069 – “Improving In-Process Control for Thermal Spray”

Author: Michael Lucis, David Ward
Company: USAF AFMC 76 PMXG
Phone: (405) 739-2948, (405) 582-1941
Email: michael.lucis@us.af.mil

In an effort to modernize the monitoring and control of thermal spray, three innovative sensors were developed and are being put into use in the 76 PMXG thermal spray area: the plume-optimization camera, the in-situ coating properties sensor, and the in-situ thickness monitor. The thermal spray process is used frequently in the overhaul and repair of engine parts to apply various coatings such as hard face coatings, thermal barrier coatings, abradable coatings, and coatings for material build up. Currently quality control for the thermal spray process is performed in post process through destructive inspection of witness coupons coated alongside the part. This post process inspection is labor intensive and high in volume, as 76 PMXG processes over 9,000 coupons per year. If the coating does not meet quality requirements, the coating must be stripped from the part and re-applied adding cost and flow days to the repair of the asset.

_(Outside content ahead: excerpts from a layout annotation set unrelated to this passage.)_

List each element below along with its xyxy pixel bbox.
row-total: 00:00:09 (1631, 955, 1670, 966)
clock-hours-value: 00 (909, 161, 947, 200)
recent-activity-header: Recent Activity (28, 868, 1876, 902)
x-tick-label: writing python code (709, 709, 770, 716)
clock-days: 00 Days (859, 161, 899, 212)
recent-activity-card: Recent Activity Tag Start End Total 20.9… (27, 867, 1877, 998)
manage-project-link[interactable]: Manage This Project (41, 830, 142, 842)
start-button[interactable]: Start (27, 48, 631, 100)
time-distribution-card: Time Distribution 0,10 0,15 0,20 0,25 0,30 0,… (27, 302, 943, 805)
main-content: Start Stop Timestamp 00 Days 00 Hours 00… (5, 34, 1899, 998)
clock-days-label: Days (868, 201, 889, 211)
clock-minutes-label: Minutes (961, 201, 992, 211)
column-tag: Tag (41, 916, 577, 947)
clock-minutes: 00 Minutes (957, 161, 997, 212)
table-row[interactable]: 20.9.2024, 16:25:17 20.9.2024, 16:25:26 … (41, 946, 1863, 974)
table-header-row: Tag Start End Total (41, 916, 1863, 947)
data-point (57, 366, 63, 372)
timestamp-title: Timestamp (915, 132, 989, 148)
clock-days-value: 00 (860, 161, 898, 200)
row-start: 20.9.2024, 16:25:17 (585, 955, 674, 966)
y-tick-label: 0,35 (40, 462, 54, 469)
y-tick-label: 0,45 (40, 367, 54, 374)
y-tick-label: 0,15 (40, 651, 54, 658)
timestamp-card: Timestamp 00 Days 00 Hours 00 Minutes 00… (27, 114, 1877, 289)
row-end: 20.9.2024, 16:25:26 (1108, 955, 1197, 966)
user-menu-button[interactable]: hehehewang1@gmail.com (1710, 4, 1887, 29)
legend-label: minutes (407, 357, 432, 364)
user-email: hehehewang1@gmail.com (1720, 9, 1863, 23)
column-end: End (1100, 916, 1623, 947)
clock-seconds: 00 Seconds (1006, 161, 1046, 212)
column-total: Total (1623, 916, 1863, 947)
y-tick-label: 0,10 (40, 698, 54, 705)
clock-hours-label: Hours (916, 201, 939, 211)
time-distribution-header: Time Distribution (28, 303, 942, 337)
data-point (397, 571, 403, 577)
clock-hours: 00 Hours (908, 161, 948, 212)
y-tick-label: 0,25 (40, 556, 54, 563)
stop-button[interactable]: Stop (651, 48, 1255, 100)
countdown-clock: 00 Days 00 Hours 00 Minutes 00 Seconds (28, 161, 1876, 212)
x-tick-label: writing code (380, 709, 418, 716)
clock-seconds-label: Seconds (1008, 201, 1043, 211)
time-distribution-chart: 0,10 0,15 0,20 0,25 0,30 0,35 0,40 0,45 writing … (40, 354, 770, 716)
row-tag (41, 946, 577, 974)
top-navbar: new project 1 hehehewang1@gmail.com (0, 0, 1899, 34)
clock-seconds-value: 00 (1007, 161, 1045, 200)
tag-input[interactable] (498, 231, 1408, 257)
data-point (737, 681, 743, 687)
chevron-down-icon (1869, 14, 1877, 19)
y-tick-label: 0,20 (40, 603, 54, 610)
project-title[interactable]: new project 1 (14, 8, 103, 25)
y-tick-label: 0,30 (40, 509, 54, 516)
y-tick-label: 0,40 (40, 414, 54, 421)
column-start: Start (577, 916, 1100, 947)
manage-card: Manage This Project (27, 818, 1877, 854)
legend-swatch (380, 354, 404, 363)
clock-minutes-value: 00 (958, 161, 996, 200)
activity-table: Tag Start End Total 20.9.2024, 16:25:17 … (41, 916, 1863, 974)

76 PMXG has been working with Reliacoat Technologies to develop and implement in-situ coating property sensors to characterize coating microstructure quality and thickness before the coating is applied to the asset. The plume-optimization camera (Plume Opt), also developed by Reliacoat Technologies, is used to determine optimal injection of thermal spray powder into the gun flame. This reduces powder waste and coating variability which leads to cost savings. Savings generated are substantial as thermal spray powders range from $10 to $60 per pound, PMXG powder usage totaling a cost of $1.7M per year. By implementing this in-process control, the number of recycles due to failed coating quality has been reduced. The average cost of a thermal spray recycle is $4,000 in material and labor. By demonstration of a repeatable, controlled process, intervals between destructive testing can be lengthened, reducing testing cost and reducing time components spend waiting for quality validation.